U.S. President Barack Obama's recent visit to Hiroshima provided a precious opportunity for the American public to think about the goal of creating a world free of nuclear weapons, a senior U.S. government official said Tuesday.

Rose Gottemoeller, undersecretary of state for arms control and international security, told Kyodo News and other media outlets in Vienna that the day of Obama's visit to Hiroshima on May 27 was "an incredibly moving day."

"I think it was a very important opportunity for the American public to help them to think about the continuous goals" toward a nuclear-free world as set out by Obama in a famous speech in Prague in 2009, she said.

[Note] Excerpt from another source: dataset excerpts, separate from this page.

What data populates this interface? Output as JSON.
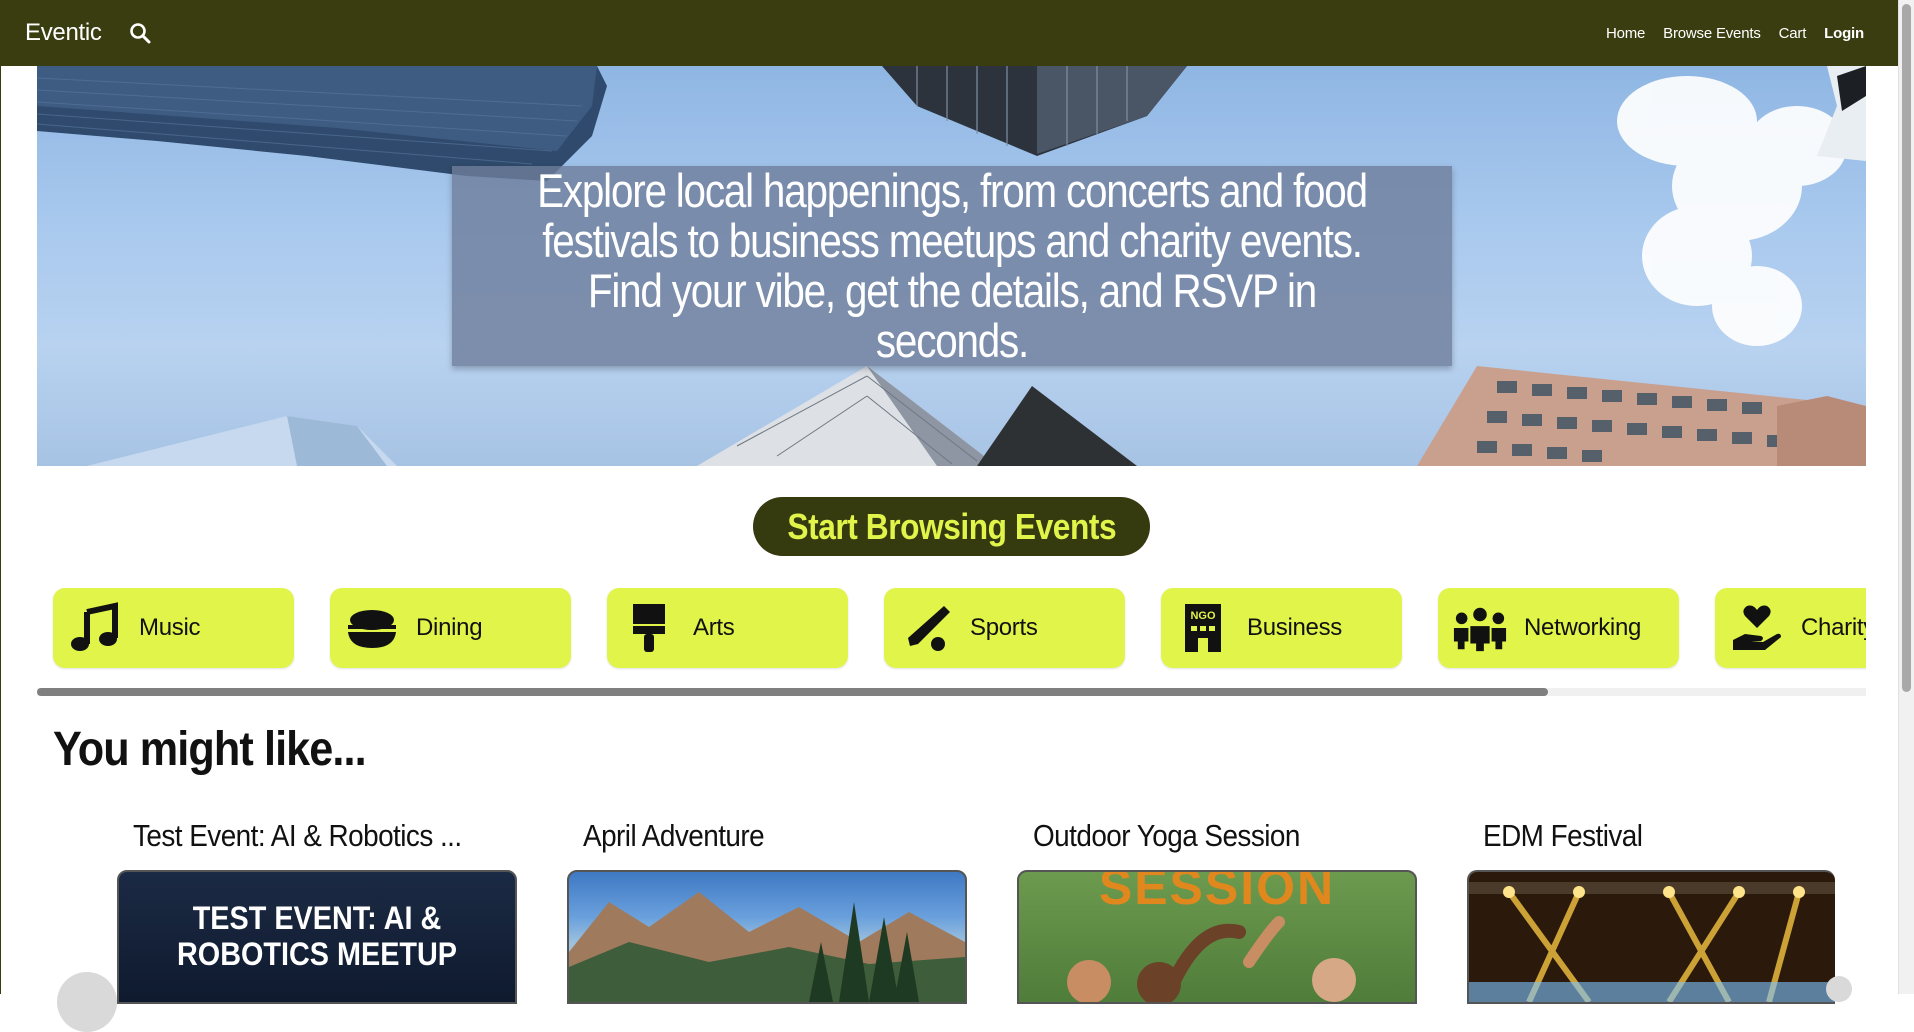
{
  "navbar": {
    "brand": "Eventic",
    "links": [
      "Home",
      "Browse Events",
      "Cart",
      "Login"
    ],
    "bg_color": "#3a3d10"
  },
  "hero": {
    "text": "Explore local happenings, from concerts and food festivals to business meetups and charity events. Find your vibe, get the details, and RSVP in seconds."
  },
  "cta": {
    "label": "Start Browsing Events",
    "text_color": "#e1f44a"
  },
  "categories": [
    {
      "label": "Music",
      "icon": "music-note-icon"
    },
    {
      "label": "Dining",
      "icon": "food-bowl-icon"
    },
    {
      "label": "Arts",
      "icon": "paint-brush-icon"
    },
    {
      "label": "Sports",
      "icon": "baseball-bat-icon"
    },
    {
      "label": "Business",
      "icon": "building-ngo-icon"
    },
    {
      "label": "Networking",
      "icon": "people-group-icon"
    },
    {
      "label": "Charity",
      "icon": "hand-heart-icon"
    }
  ],
  "recommended": {
    "title": "You might like...",
    "events": [
      {
        "title": "Test Event: AI & Robotics ...",
        "image_text": "TEST EVENT: AI & ROBOTICS MEETUP"
      },
      {
        "title": "April Adventure"
      },
      {
        "title": "Outdoor Yoga Session",
        "image_text": "SESSION"
      },
      {
        "title": "EDM Festival"
      }
    ]
  },
  "colors": {
    "accent": "#e1f44a",
    "dark": "#363a0f"
  }
}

Gottemoeller said she was delighted to see the visit — the first by a sitting U.S. president — and the history of attacks on Hiroshima and Nagasaki widely reported by the U.S. media.

"I think the visit to Hiroshima was an important chance for the American public to focus on these issues and to both recollect history and reflect upon it and to think about the necessity in the future of continuing to press for nuclear disarmament," she said.

Obama paid the visit to Hiroshima when he traveled to Japan to attend the annual summit of the Group of Seven industrialized nations in central Japan on May 26-27.

The United States dropped an atomic bomb on Hiroshima on Aug. 6, 1945, and a second on Nagasaki three days later. Around 210,000 people are estimated to have died as a result of the attacks by the end of 1945. Japan surrendered on Aug. 15 of the same year, bringing an end to World War II.

Gottemoeller was in Vienna to attend a ministerial-level meeting Monday to commemorate 20 years since nations began signing the Comprehensive Nuclear Test Ban Treaty.